Sputum or induced sputum samples from patients suspected of tuberculosis (Table 1) and spiked sputum or induced sputum samples with M. avium, M. kansasii and M. gordonae (Table 2) were processed as described above. Sputum or induced sputum was processed with equal volumes of a processing solution containing N-acetyl cysteine and sodium or calcium hypochlorite (processing solution). Briefly, the sputum was mixed with the processing solution, vortexed and incubated at room temperature between 20 to 30 min, with occasional mixing by inverting the tubes several times. After incubation the tubes were centrifuged at 3000 g for 15 minutes. Supernatant was removed. The pellet was washed once with water. The washed pellet was resuspended in 0.5 ml of water and an aliquot was tested by FISH assays for detection an speciation of mycobacteria to species level (M. tuberculosis complex (TB), M. avium complex (MAC), M. kansasii (M. kan), acid-fast staining and culture. The acid-fast stain prepared from sputum processed as above was compared to acid-fast smear prepared with processed pellet using either N-acetyl-cysteine/NaOH or NaOH. Results are summarized below in Table 1 and Table 2. In addition, an aliquot of the processed pellets after neutralization were cultured on LJ slants (Lowenstein-Jensen medium slants) and confirmed by FISH assays.

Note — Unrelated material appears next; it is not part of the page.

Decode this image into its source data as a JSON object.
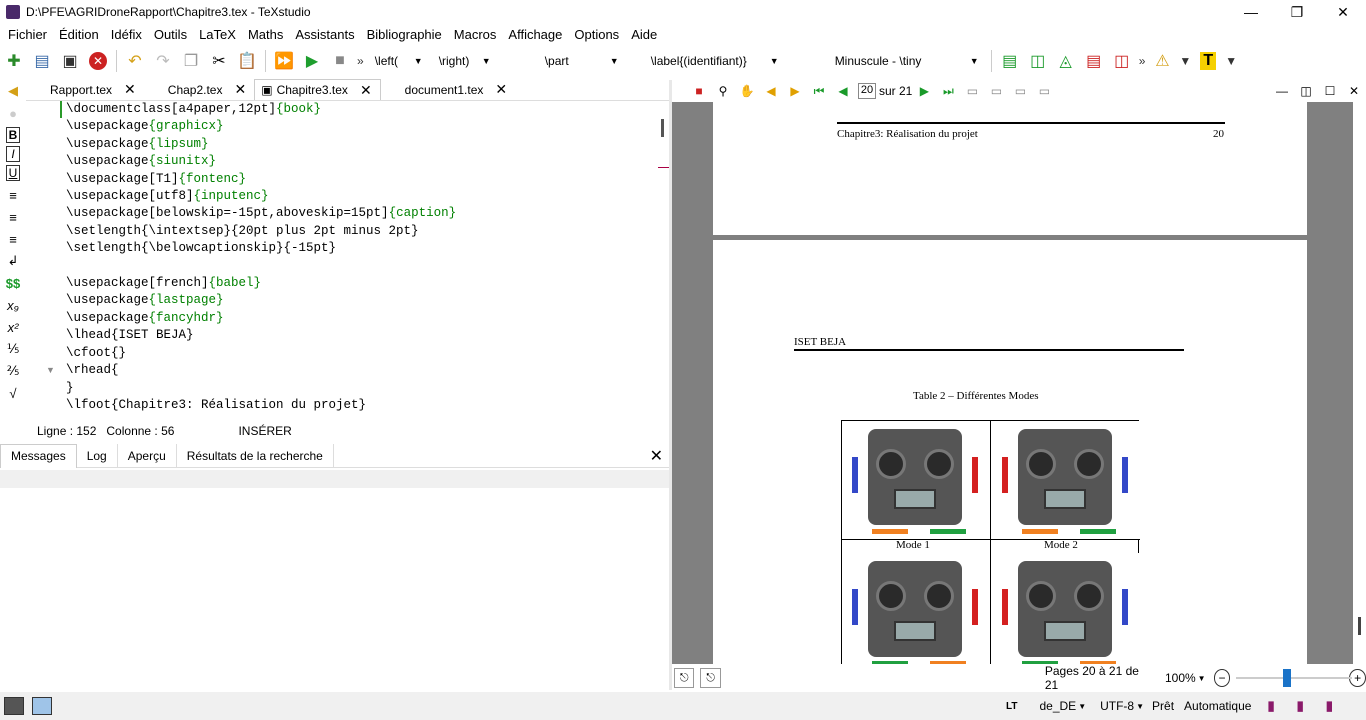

FISH Assays: Methanol fixed smears prepared from processed sputum or culture were tested by FISH assays. The methanol fixed smears were hybridized with mycobacteria genus (M-genus) probes for 30 min at 37 ° C. Excess probe was removed by washing the smear 3 times with a low salt buffer. The smears were completely dried and viewed under fluorescent microscope at 1000× magnification using specific filters. If the sample was positive for M-genus, the bacteria present in the smear gave a green signal. All the samples that were positive by the M-genus test were further tested by TB-FISH, using MTB complex specific probe, MAC-FISH using MAC specific probe, M. kansasii FISH, using M. kansasii specific probe. Results are presented in Table 1 and Table 2. Table 1 shows results from clinical samples. Table 2 shows results from negative sputum samples spiked with mycobacteria. Spiked samples were used in Table 2 to provide controlled conditions and to ensure consistency between conditions.